La ville de Perpignan, qui a acquis l’immeuble la semaine dernière, a remporté le marché ce lundi 15 novembre 2021. Elle rachète les Dames de France pour trois millions d’euros.

Les Françaises renaîtront de leurs cendres. Quasiment à l’abandon depuis le départ de la Fnac en 2019, l’immeuble de style Art nouveau d’intérêt en 1905 se transforme en propriétaires un siècle plus tard pour accueillir notamment, sous le nom d’Ecole Xavier Niel 42, un centre de formation pour les développeurs informatiques de nouvelle génération. Un projet porté de longue date par Laurent Gauze, ancien président de l’ADE, l’Agence de développement économique de l’agglomération, et soutenu par le maire de Louis Aliot RN de Perpignan en tant que président de la communauté urbaine Robert Vila. Tous suspendus par la décision du propriétaire de l’immeuble, a priori ne tendait pas à céder son bien.

La Banque des Territoires et la Caisse d’Epargne, qui ont signé un bail emphytéotique avec la commune de Perpignan en 2004 pour une durée de 40 ans, ne semblent pas avoir manifesté trop d’enthousiasme pour cette opération, laissant le dossier sur statut qui est instable. La rumeur de rachat des Dames de France a couru en septembre dernier, ce que Louis Aliot a aussitôt rejeté. Finalement, deux mois plus tard, non seulement la solution est revenue sur la table, mais elle a abouti à une heureuse conclusion.
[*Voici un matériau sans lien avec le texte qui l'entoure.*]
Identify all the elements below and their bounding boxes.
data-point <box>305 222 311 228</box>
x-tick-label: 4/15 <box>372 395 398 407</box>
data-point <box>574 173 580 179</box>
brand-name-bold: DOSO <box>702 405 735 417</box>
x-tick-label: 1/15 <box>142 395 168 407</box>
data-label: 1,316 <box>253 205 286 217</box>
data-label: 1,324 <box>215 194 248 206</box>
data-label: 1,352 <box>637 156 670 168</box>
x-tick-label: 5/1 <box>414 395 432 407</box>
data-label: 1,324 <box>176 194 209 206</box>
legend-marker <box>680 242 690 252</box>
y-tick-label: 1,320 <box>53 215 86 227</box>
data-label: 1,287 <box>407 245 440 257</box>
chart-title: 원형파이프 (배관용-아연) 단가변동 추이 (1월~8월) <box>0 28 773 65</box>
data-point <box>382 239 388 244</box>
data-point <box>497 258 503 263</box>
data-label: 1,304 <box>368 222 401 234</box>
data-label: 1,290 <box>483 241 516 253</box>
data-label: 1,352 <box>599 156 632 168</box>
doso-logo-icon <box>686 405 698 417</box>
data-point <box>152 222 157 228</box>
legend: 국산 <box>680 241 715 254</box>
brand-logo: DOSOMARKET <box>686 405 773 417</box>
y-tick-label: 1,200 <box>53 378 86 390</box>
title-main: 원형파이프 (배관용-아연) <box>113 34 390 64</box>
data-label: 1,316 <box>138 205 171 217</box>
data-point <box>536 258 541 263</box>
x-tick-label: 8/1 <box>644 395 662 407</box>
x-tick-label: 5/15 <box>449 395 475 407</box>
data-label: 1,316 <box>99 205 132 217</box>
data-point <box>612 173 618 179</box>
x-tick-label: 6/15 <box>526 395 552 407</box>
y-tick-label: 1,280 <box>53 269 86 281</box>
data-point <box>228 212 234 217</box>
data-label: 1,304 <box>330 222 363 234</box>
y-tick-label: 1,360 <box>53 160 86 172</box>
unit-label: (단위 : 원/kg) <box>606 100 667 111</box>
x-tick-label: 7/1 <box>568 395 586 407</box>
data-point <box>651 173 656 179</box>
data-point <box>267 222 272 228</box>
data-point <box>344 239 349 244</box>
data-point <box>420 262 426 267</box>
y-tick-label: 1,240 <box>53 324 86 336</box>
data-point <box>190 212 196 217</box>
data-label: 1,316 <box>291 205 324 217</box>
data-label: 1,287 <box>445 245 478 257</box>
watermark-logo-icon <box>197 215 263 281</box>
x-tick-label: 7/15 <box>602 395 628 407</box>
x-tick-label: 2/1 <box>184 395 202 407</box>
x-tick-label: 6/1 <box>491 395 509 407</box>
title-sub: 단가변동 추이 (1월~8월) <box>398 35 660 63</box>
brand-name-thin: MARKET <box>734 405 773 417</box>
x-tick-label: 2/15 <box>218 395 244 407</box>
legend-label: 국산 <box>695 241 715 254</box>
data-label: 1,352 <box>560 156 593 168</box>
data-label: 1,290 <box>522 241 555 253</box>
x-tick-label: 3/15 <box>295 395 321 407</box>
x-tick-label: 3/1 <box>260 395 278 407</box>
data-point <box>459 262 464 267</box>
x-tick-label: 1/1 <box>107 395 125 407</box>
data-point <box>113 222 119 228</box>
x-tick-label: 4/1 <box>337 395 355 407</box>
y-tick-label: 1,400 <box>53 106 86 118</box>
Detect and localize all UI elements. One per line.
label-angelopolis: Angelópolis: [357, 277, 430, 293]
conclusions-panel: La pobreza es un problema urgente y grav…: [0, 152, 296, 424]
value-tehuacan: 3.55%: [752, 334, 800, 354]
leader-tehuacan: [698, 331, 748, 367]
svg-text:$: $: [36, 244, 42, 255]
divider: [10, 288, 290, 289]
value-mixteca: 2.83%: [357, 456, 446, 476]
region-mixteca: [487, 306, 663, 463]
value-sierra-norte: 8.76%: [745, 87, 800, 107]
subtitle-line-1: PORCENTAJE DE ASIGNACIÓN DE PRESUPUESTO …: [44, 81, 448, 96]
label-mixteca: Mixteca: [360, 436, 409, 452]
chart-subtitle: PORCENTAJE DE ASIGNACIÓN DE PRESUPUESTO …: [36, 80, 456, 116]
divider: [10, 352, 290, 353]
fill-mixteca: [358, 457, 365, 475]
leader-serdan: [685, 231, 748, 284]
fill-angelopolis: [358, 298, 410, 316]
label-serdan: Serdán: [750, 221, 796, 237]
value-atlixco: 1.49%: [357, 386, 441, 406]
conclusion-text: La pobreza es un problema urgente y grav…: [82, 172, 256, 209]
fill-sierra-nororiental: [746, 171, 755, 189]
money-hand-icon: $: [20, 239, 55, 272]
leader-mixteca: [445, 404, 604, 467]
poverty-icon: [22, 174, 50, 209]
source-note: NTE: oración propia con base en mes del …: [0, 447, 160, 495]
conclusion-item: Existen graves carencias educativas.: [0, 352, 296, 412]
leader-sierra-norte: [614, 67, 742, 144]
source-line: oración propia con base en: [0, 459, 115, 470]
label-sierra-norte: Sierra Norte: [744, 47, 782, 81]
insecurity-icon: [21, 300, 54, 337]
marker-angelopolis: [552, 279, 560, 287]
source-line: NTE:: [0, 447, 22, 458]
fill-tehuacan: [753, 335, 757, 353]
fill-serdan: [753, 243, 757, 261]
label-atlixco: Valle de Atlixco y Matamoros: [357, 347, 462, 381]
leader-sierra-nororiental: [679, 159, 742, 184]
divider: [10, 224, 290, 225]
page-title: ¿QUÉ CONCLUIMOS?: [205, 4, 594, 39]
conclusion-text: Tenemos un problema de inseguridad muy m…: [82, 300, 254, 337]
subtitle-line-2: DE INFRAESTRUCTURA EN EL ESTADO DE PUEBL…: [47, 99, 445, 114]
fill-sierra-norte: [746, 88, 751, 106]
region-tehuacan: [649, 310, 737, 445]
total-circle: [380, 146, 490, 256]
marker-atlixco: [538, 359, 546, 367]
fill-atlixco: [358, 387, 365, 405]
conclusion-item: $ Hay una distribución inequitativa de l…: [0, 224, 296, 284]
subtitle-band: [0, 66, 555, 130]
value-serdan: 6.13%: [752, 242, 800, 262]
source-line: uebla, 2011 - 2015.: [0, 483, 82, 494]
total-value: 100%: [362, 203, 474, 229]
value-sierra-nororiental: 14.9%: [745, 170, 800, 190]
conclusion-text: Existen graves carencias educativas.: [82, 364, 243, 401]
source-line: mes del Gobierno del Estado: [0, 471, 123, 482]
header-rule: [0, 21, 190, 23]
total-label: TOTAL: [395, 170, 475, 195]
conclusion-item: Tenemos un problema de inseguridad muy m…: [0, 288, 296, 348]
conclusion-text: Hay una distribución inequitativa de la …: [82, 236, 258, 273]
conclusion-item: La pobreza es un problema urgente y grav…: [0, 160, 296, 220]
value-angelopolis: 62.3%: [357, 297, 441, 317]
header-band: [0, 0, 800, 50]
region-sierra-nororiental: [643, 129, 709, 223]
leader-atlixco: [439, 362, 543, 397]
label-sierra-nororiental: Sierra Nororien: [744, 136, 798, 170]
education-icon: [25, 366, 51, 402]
« Les directoires de la Banque des Territoires et de la Caisse d’Epargne, les deux actionnaires de la SCI, viennent d’accepter la proposition que nous leur avons présentée d’acquérir l’immeuble sur une offre pouvant aller jusqu’à trois millions d’euros. Perpignan prend ses responsabilités. afin de faciliter l’arrivée de l’Ecole 42 en centre-ville et de redynamiser un lieu stratégique pour l’économie urbaine », Stéphane Babey, le chef d’équipe de Louit Aliot, confirme ce lundi soir. Le porte-parole rappelle au nom du maire « L’installation de l’école 42 a été trop longue. Beaucoup de gens se sont mis d’accord sur son emplacement mais personne n’a bougé. Nous avons donc pris le dossier en étroite collaboration avec Robert Vila pour l’agglomération et Laurent Gauze ». L’objectif est de créer une association qui réunira la Ville, le nouveau propriétaire des Dames de France, la Communauté Urbaine ainsi que des partenaires privés. À notre connaissance, le tableau exact est opérationnel et devrait être terminé bientôt. « Nous espérons signer avec l’école 42 avant la fin de l’année pour une installation en juillet prochain et réintégrer les étudiants développeurs pour septembre 2022 », estime Stéphane Babey.

« L’école 42 est le moteur du renouveau l’économie de ce secteur de la ville a beaucoup perdu en quelques années

Perpignan ne veut plus perdre de temps. « L’école 42 est le moteur du renouveau du bâtiment, bien sûr, mais aussi de la place de Catalogne et de tout le quartier, sans oublier l’entrée de ville. C’est notre désir de perdre ce secteur stratégique perdu économiquement. assez dans quelques années »; regrette le directeur de cabinet en promettant de transformer les Françaises en un lieu de vie et de formation tourné vers la jeunesse.

Du point de vue de la communauté urbaine, Robert Vila est heureux. « C’est une étape décisive qui vient d’être franchie avec l’avènement de l’Ecole 42, dont nous soutenons pleinement la création », réitère le président de Perpignan Méditerranée Métropole, qui reviendra auprès des maires pour discuter de la faisabilité de déplacer la pépinière d’entreprises, l’office de tourisme ou d’autres infrastructures collectives vers les Dames de France. Lorsqu’il a éliminé Laurent Gauze, l’initiateur du projet, il salue l’aboutissement d’une solution. « Il manquait à l’immeuble un bâtiment pour abriter l’Ecole 42, Perpignan est en cours d’achat, ce qui est une bonne étape, une étape supplémentaire dans la réalisation de l’entreprise », réagit l’ancien président de l’Agence de développement économique.